The SEC alleges that he told customers their investments would earn a minimum 5% return and that the principal investment would never lose money. The Complaint alleges that in total, customers wrote checks to TFS totaling $2.5 million. Customers also allegedly wrote checks directly to Joseph Todd for approximately $15,000 and to TFS Insurance for at least $526,654. This alleged activity dates back to August of 2016.
Since 2019, the SEC alleges that Joseph Todd spent more than $450,000 on boats, over $230,000 on a luxury condo in Mexico Beach, over $65,600 on hunting equipment, and more than $275,000 on tractors and farm equipment. He also allegedly spent more than $11,000 at casinos and adult entertainment venues. Additionally, Joseph Todd allegedly wrote $568,000 in checks to himself. The SEC has ordered Joseph Todd to return the money.
According to the complaint, “These customers did not question Todd about his instructions because they trusted him, understood he was a licensed and registered investment professional, and believed he was acting in his capacity as an investment professional and would be purchasing legitimate securities on their behalf.” Todd allegedly went to lengths to make his fraudulent scheme appear legitimate by creating the impression that he was associated with Centaurus Financial. For instance, his website claimed: “Securities and Advisory services offered through Centaurus Financial, Inc.”
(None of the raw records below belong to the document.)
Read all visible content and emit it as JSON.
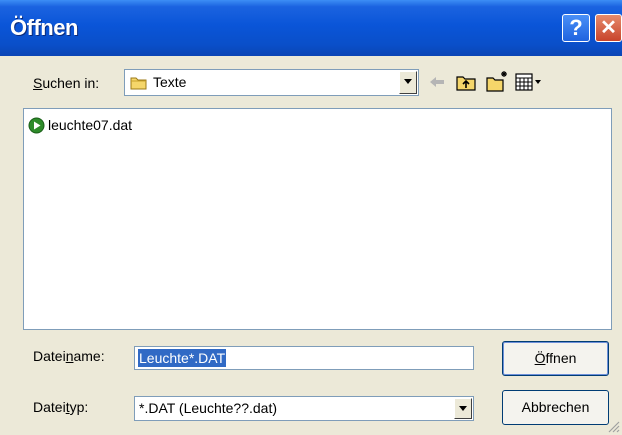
{
  "window": {
    "title": "Öffnen",
    "help_label": "?",
    "close_label": "✕"
  },
  "lookin": {
    "label_prefix": "S",
    "label_rest": "uchen in:",
    "value": "Texte"
  },
  "toolbar": {
    "icons": [
      "back-arrow-icon",
      "up-folder-icon",
      "new-folder-icon",
      "view-menu-icon"
    ]
  },
  "files": [
    {
      "name": "leuchte07.dat",
      "icon": "play-file-icon"
    }
  ],
  "filename": {
    "label_pre": "Datei",
    "label_accel": "n",
    "label_post": "ame:",
    "value": "Leuchte*.DAT"
  },
  "filetype": {
    "label_pre": "Datei",
    "label_accel": "t",
    "label_post": "yp:",
    "value": "*.DAT (Leuchte??.dat)"
  },
  "buttons": {
    "open_accel": "Ö",
    "open_rest": "ffnen",
    "cancel": "Abbrechen"
  },
  "colors": {
    "titlebar": "#0a55d8",
    "selection": "#316ac5",
    "dialog_bg": "#ece9d8"
  }
}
Who is Joseph Michael Todd?
According to his BrokerCheck record, Joseph Todd first registered as a broker with FINRA in 1988. He most recently registered with Centaurus Financial in Crystal River, Florida. Centaurus Financial fired Joseph Todd on July 21, 2022. This followed their investigation into his activity outside of the firm. Centaurus alleged in its employment termination disclosure that Joseph Todd had not cooperated with the investigation.
In addition to the employment termination and regulatory action, Joseph Todd has eight investor disputes on his record, dating back to 2001.
Elder Financial Abuse and Securities Regulators
The Securities and Exchange Commission and Financial Industry Regulatory Authority (FINRA) regulate the securities industry. SEC cases are civil, not criminal, cases. It is not yet clear if Joseph Todd will face criminal charges for elder abuse.
Regulators and lawmakers have rules in place designed to protect senior investors from elder financial abuse.
- The Senior Safe Act provides immunity for any brokers or financial advisers who report suspected elder financial abuse. It does not, however, require financial professionals to report suspected abuse. Each state makes its own rules regarding mandated reporting for elder financial abuse.
- FINRA Rule 2165 allows financial advisers and brokers who believe that elder financial abuse is taking place to halt the disbursement of funds.
Various securities laws prohibit the misappropriation of funds, misleading customers, and making Ponzi-like payments to investors.
What Can I Do If I Suspect Elder Financial Abuse from a Financial Advisor?
If you suspect your financial advisor of theft or misappropriation, contact a securities attorney. You may also contact a securities attorney if you are a trustee or have power of attorney over the elderly person’s account. Investors often recover their losses through a process called FINRA arbitration, and an investment lawyer can guide you through the process.
- FINRA provides a hotline for seniors who want help reviewing their accounts: 844-574-3577
- Concerned parties can also report suspected elder financial abuse to Adult Protective Services.
Do not hesitate to contact the relevant authorities with your concerns. The elderly lose millions every year to elder financial abuse and need our help to prevent unnecessary losses.